Занимавший угловой кабинет розыскник Муратов трудился. На стульях и на полу высились стопки папок с оперативными делами. Туго сжав губы, Лёва подшивал к картонным коркам разномастные исписанные бумаги. Кончик его длинного носа забавно шевелился, напоминая хоботок тапира.
— Аврал? — поинтересовался Маштаков.
— Угу, — очумело облизнулся майор, — прокуратура все дела по потеряшкам за прошлый год затребовала.
— К какому сроку?
— Ко вчера. А ты чего не на сходке?
— Отпросился. Отвлеку тебя, Лёв, на пять сек? Тебе фамилия Морозов Владимир Фёдорович говорит чего-нибудь?

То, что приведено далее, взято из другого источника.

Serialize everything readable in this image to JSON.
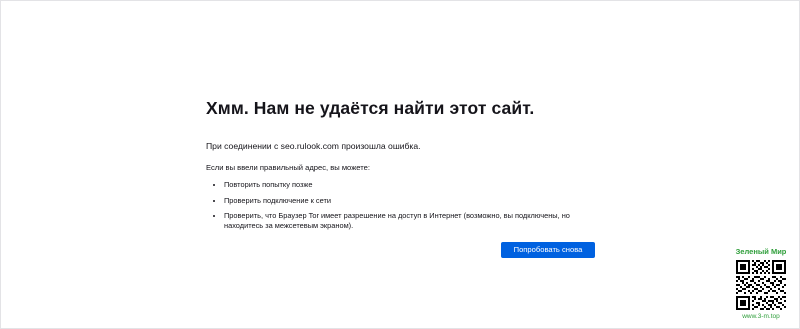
{
  "error": {
    "title": "Хмм. Нам не удаётся найти этот сайт.",
    "description": "При соединении с seo.rulook.com произошла ошибка.",
    "hint": "Если вы ввели правильный адрес, вы можете:",
    "suggestions": [
      "Повторить попытку позже",
      "Проверить подключение к сети",
      "Проверить, что Браузер Tor имеет разрешение на доступ в Интернет (возможно, вы подключены, но находитесь за межсетевым экраном)."
    ],
    "retry_label": "Попробовать снова"
  },
  "watermark": {
    "title": "Зеленый Мир",
    "url": "www.3-m.top"
  },
  "colors": {
    "button": "#0061e0",
    "watermark": "#2e9e3a"
  }
}
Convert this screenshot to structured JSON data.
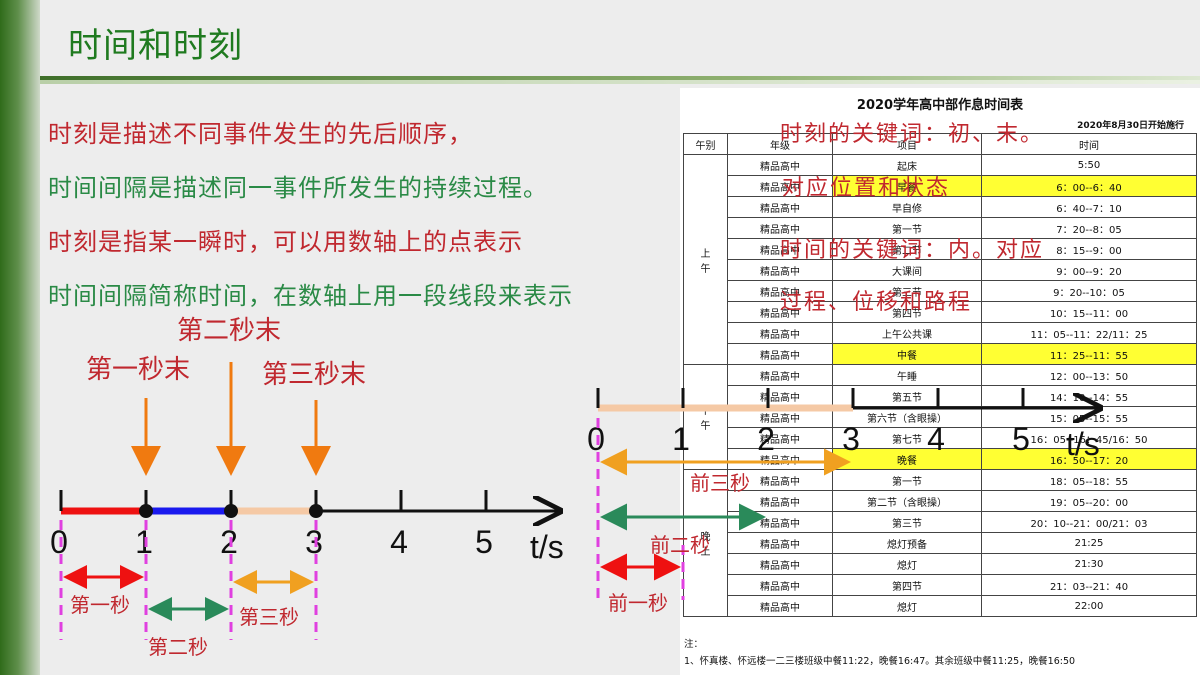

— Задержан, помещен в ИВС до прибытия спецконвоя. Инициатор розыска — судья Измайловского района. Статья сто шестьдесят первая, часть первая, через тридцатку.
— Дай на постановленьице позырить.
— В связи с чем интересуетесь?
— Сестра его пришла.
— Сестра? Симпотная? Познакомишь? — Муратов, привстав, сдёрнул несколько сколотых листочков, лежавших на сейфе. — Только читай здесь, не уноси.
Первым шло постановление судьи о назначении поступившего уголовного дела к слушанию. В связи с неявкой обвиняемого, мера пресечения, избранная ему дознавателем в виде подписки о невыезде, изменялась на заключение под стражу. Розыск поручался ОУР Измайловского ОВД. Дальше имелись телетайп за подписью начальника тамошней КМ, рапорт наших пэпээсников о доставлении гр-на Морозова В. Ф. из места жительства и коротенькое объяснение задержанного, отобранное Муратовым. Гражданин заявлял, что никаких преступлений в Москве не совершал и никакой милицией там не задерживался. Повестки из Измайловского ОВД он получал, было дело. Подумал, что они пришли по ошибке, поэтому выбросил их в помойку.
«Не стал Витька впрягать. Не сказал, что все три повестки ему отдал», — отметил Миха.
— Тупорылый твой Морозов, — продевая послюнявленный кончик нитки в ушко толстой цыганской иглы, поделился Лёва, — сперва бельма выпучил, копытом себя во впалую грудь стучал, божился, что не при делах. Потом слёзы крокодиловы стал лить.
— Есть маза, что его подставил один бес. Назвался чужими данными, когда его за хибок взяли, — медленно подбирая слова, сообщил Маштаков.
— А я что сделаю? У меня фулхаус[210] — постановление, поручение, рапортина. Паспортные данные совпадают один в один. Моё дело — задержать и в камеру забить. Уф, соб-бака, — майору наконец удалось проколоть стопку документов.
— Пусть они копию первой формы вышлют или фотку, сравни, — предложил Миха.
Он никак не мог определиться, стоит рассказывать историю про шельмеца Сидельникова или нет. Получалось, при прямом попустительстве офицера милиции преступник избежал ответственности, а невинный человек угодил в кутузку.
Розыскник посмотрел на Маштакова удивленно:
— Ты думаешь, мне делать не хрена?
— Давай я позвоню. Какой номер? — Миха не сдавался.
— Если бы я не знал, как ты стреляешь, послал бы тебя в бункер. — Лёва отложил недошитое дело, взял блокнот, принялся листать. — Не то, не то, мимо… Ага, вот, начальник ОРО Желудков Борис. Прикинь, у них в ОВД — целое розыскное отделение, а нас управление — и я один на этой линии корячусь.
— Я от тебя сразу наберу его, — Маштаков сделал подманивающее движение рукой в направлении стоявшего на подоконнике аппарата.
— Вот тебе и пять сек, — возмущенно покачал головой Муратов, но телефон на край стола переставил.